Home SantéLes bébés peuvent naître sans mères biologiques à l’avenir

Les bébés peuvent naître sans mères biologiques à l’avenir

by Sophie Martin

Publié le 3 octobre 2025. Une avancée scientifique majeure ouvre la voie à de nouvelles perspectives en matière de fertilité : des chercheurs ont réussi à créer des cellules reproductrices humaines à partir de cellules de la peau, soulevant l’espoir de traitements innovants et même de la possibilité pour deux hommes d’avoir un enfant.

  • Des scientifiques ont développé une technique permettant de créer des cellules ressemblant à des ovules à partir de cellules de la peau humaine.
  • Ce processus, appelé mitomeiose, imite la division cellulaire naturelle et permet la fertilisation et le développement embryonnaire précoce.
  • Cette découverte pourrait aider les femmes souffrant d’infertilité et potentiellement permettre à des couples de même sexe d’avoir un enfant.

La recherche, publiée récemment, représente une étape significative dans le domaine de la reproduction humaine. Les chercheurs ont démontré qu’il était possible de transformer des cellules de la peau en cellules ayant les caractéristiques d’un ovule, et ce, avec le nombre correct de chromosomes.
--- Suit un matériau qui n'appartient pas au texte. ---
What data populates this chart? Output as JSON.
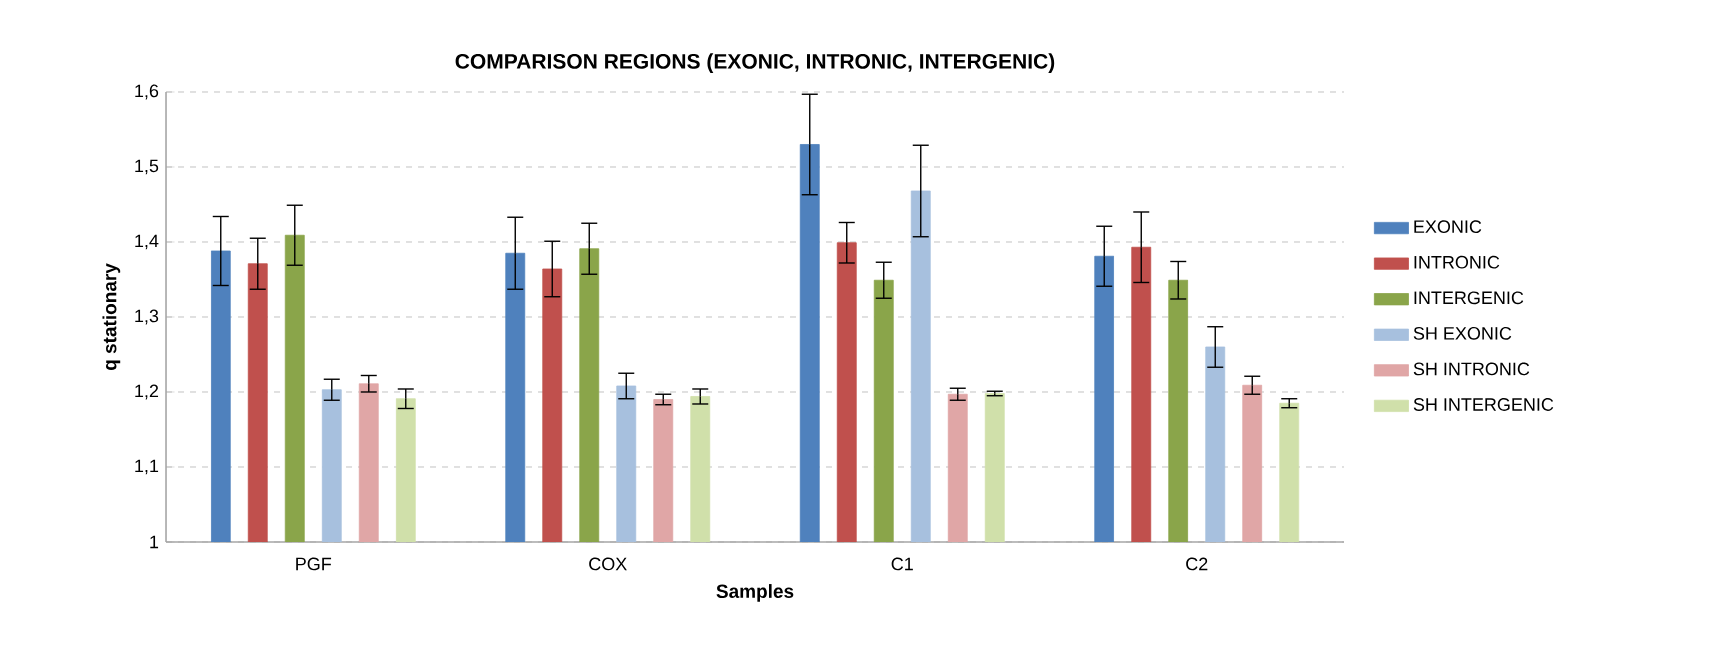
{
  "chart_data": {
    "type": "bar",
    "title": "COMPARISON REGIONS (EXONIC, INTRONIC, INTERGENIC)",
    "xlabel": "Samples",
    "ylabel": "q stationary",
    "categories": [
      "PGF",
      "COX",
      "C1",
      "C2"
    ],
    "series": [
      {
        "name": "EXONIC",
        "color": "#4f81bd",
        "values": [
          1.388,
          1.385,
          1.53,
          1.381
        ],
        "errors": [
          0.046,
          0.048,
          0.067,
          0.04
        ]
      },
      {
        "name": "INTRONIC",
        "color": "#c0504d",
        "values": [
          1.371,
          1.364,
          1.399,
          1.393
        ],
        "errors": [
          0.034,
          0.037,
          0.027,
          0.047
        ]
      },
      {
        "name": "INTERGENIC",
        "color": "#8aa54a",
        "values": [
          1.409,
          1.391,
          1.349,
          1.349
        ],
        "errors": [
          0.04,
          0.034,
          0.024,
          0.025
        ]
      },
      {
        "name": "SH EXONIC",
        "color": "#a7c0de",
        "values": [
          1.203,
          1.208,
          1.468,
          1.26
        ],
        "errors": [
          0.014,
          0.017,
          0.061,
          0.027
        ]
      },
      {
        "name": "SH INTRONIC",
        "color": "#e0a6a6",
        "values": [
          1.211,
          1.19,
          1.197,
          1.209
        ],
        "errors": [
          0.011,
          0.007,
          0.008,
          0.012
        ]
      },
      {
        "name": "SH INTERGENIC",
        "color": "#d0e0aa",
        "values": [
          1.191,
          1.194,
          1.198,
          1.185
        ],
        "errors": [
          0.013,
          0.01,
          0.003,
          0.006
        ]
      }
    ],
    "ylim": [
      1,
      1.6
    ],
    "yticks": [
      1,
      {
        "value": 1.1,
        "label": "1,1"
      },
      {
        "value": 1.2,
        "label": "1,2"
      },
      {
        "value": 1.3,
        "label": "1,3"
      },
      {
        "value": 1.4,
        "label": "1,4"
      },
      {
        "value": 1.5,
        "label": "1,5"
      },
      {
        "value": 1.6,
        "label": "1,6"
      }
    ],
    "grid": "y",
    "legend": "right"
  }
}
Cette technique, baptisée mitomeiose, reproduit les étapes clés de la division cellulaire qui aboutit à la formation d’un ovule mature.

Selon le professeur Richard Anderson, directeur adjoint du MRC Center for Reproductive Health de l’Université d’Édimbourg, cette avancée est considérable.

« La capacité de générer de nouveaux ovules serait une avancée majeure. »

Richard Anderson, directeur adjoint du MRC Center for Reproductive Health de l’Université d’Édimbourg

Il précise que l’étude démontre la possibilité d’utiliser le matériel génétique des cellules de la peau pour créer une cellule reproductrice capable d’être fécondée et de se développer en un embryon.

Les tests en laboratoire ont permis de produire 82 ovules fonctionnels, dont environ 9 % ont atteint le stade blastocyste, une étape cruciale du développement embryonnaire. Cependant, les chercheurs soulignent que la majorité des ovules produits n’ont pas progressé au-delà de la fertilisation et que beaucoup présentaient des anomalies.

Le professeur Ying Cheong, de l’Université de Southampton, qualifie ce travail de « preuve de concept passionnante ».

« Bien que ce soit encore très tôt dans la recherche, à l’avenir, cela pourrait transformer notre compréhension de l’infertilité et des fausses couches. »

Ying Cheong, Université de Southampton

Cette découverte pourrait offrir de nouvelles options thérapeutiques pour les femmes qui ont perdu la capacité de produire des ovules en raison de maladies ou de l’âge. Elle ouvre également la voie à des perspectives plus larges, comme la possibilité pour des couples de même sexe d’avoir un enfant biologique, bien que cette application soulève des questions éthiques et juridiques complexes qui devront être abordées.

Les prochaines étapes de la recherche consisteront à améliorer l’efficacité de la technique et à réduire le nombre d’anomalies observées dans les ovules produits. Les chercheurs devront également mener des études approfondies pour évaluer la sécurité et la faisabilité de cette approche avant qu’elle puisse être appliquée en clinique.